Be the last, not the first, to “forget.”

This is another risk communication seesaw. How long we dwell on an accident before it is time to “put it behind us” is up to us, not you. We dwell on it longer if you prematurely urge us to move on. During the anthrax attacks of 2001, U.S. health agencies didn’t realize that “weaponized” anthrax spores could escape from sealed envelopes. By the time they discovered they were wrong, two postal facilities were contaminated and two postal workers were dying. At first the authorities wanted to hurry past the error and focus on what to do next — and postal workers, understandably preoccupied with the error, remained mistrustful and incompliant. Only when the authorities backed up and apologized more fully for the past did the postal workers feel ready to concentrate on the future.

For similar reasons, Union Carbide used to publish an ad on the op-ed page of The New York Times every year on the anniversary of the Bhopal disaster. Others may have forgotten, the ads suggested, but the company must never forget. There is much to criticize in Carbide’s handling of its responsibility for Bhopal, but these ads were a bright spot.

SIDEBAR: 10 recommendations

1 -Tell everyone who should know. This includes federal, state, and local regulators that you are legally obligated to notify. It also includes people in your own chain of command, and very likely your attorneys and insurers.

2 - Tell everyone who knows already or is likely to hear. Give the people who were involved (and their families) a full accounting.

3 - Don’t ever minimize what happened. If someone gets hurt, apologize and hope for a full recovery instead of downplaying injuries.

4 - Include damaging or embarrassing information. Post-event communication isn’t about telling your side of the story. It’s about telling the whole story.

5 - Say you’re sorry. Blame works like a seesaw. The more you blame yourself, the less we blame you.

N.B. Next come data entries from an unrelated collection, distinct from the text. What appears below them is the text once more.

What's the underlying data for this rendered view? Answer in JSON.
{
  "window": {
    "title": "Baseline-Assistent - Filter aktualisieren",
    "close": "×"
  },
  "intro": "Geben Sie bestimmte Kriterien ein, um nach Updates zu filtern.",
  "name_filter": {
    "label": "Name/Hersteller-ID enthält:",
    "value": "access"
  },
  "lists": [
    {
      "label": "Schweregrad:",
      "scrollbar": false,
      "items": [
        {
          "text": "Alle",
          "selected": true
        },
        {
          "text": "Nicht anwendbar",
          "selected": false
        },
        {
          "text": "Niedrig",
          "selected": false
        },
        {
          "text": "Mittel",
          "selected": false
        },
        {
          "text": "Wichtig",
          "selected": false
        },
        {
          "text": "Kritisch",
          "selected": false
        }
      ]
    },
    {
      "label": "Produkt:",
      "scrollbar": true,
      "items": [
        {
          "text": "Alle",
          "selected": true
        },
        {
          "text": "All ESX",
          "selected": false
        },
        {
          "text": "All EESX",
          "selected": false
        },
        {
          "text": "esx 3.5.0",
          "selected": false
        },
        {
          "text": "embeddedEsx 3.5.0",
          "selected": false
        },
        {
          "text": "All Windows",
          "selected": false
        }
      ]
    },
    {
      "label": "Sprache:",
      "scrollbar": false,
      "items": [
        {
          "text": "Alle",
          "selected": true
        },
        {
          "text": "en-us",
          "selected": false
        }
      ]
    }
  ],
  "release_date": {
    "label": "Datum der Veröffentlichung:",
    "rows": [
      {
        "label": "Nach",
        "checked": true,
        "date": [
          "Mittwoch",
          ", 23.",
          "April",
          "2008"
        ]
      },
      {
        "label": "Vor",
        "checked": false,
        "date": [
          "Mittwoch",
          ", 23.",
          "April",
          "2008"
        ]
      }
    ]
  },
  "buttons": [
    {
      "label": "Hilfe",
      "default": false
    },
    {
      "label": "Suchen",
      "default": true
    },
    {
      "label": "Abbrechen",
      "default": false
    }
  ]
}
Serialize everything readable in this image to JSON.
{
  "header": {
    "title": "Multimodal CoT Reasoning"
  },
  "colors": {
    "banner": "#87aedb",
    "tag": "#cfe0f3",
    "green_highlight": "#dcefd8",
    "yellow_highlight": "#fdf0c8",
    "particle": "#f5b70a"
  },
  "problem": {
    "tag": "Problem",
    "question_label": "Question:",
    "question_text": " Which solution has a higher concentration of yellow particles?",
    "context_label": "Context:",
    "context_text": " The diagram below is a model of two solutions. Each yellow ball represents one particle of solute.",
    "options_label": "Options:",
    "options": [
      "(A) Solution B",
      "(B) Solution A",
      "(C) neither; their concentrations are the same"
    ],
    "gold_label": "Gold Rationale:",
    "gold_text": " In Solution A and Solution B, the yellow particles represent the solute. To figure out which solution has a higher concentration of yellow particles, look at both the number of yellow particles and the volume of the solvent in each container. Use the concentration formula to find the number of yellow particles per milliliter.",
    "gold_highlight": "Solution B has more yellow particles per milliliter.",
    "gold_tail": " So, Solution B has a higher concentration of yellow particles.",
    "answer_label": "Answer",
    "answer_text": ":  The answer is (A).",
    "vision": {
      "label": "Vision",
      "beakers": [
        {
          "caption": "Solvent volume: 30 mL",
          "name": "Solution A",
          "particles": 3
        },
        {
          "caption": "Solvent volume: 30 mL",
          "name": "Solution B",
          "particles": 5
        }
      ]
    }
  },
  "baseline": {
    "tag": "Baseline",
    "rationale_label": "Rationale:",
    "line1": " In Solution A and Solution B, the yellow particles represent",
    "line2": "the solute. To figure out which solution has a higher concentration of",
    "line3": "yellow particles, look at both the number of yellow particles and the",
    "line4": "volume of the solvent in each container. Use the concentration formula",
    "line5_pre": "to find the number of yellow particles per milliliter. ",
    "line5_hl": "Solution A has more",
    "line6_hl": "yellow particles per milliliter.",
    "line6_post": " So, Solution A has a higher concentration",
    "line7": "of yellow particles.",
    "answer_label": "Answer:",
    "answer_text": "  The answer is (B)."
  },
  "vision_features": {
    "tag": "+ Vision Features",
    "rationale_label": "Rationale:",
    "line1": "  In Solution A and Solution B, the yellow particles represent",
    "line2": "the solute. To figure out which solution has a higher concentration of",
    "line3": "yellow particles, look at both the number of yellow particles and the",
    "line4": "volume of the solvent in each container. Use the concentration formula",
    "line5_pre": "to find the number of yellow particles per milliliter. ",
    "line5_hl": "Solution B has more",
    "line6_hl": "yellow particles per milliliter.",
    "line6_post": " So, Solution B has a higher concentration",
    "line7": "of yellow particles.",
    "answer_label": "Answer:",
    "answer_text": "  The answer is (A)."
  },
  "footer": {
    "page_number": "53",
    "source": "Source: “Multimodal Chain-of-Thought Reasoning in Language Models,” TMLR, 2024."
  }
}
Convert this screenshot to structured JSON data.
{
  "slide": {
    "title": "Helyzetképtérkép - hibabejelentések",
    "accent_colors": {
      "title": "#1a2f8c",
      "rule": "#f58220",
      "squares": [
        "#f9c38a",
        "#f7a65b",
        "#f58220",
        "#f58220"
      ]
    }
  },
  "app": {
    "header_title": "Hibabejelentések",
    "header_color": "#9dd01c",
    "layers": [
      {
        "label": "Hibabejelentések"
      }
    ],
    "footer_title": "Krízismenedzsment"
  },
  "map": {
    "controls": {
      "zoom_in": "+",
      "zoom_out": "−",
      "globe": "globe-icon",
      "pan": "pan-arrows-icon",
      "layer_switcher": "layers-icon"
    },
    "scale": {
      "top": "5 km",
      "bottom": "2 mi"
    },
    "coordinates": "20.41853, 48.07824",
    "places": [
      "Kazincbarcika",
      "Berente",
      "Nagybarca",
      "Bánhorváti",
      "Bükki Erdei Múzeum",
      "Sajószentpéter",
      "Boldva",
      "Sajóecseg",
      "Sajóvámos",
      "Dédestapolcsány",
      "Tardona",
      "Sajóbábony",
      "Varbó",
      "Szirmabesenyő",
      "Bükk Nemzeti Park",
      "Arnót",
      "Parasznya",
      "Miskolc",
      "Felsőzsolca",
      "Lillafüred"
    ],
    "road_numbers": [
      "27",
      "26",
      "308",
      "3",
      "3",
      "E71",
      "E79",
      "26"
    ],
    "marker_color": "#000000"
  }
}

6 - Show what you’re doing to make it right. Candor about what you have learned gives the accident meaning in the minds of those who suffered the consequences.

7 - Conduct a public investigation. A transparent investigation makes clear your determination to let the truth come out.

8 - Discuss rumors, even false ones. The only effective way to diminish the impact of rumors is to compete with them, not to try to squelch them.

9 - Publicize near-misses and other kinds of warnings. “No harm, no foul” is terrible safety policy.

10 - Be the last, not the first, to “forget.” We dwell on an accident longer if you prematurely urge us to move on.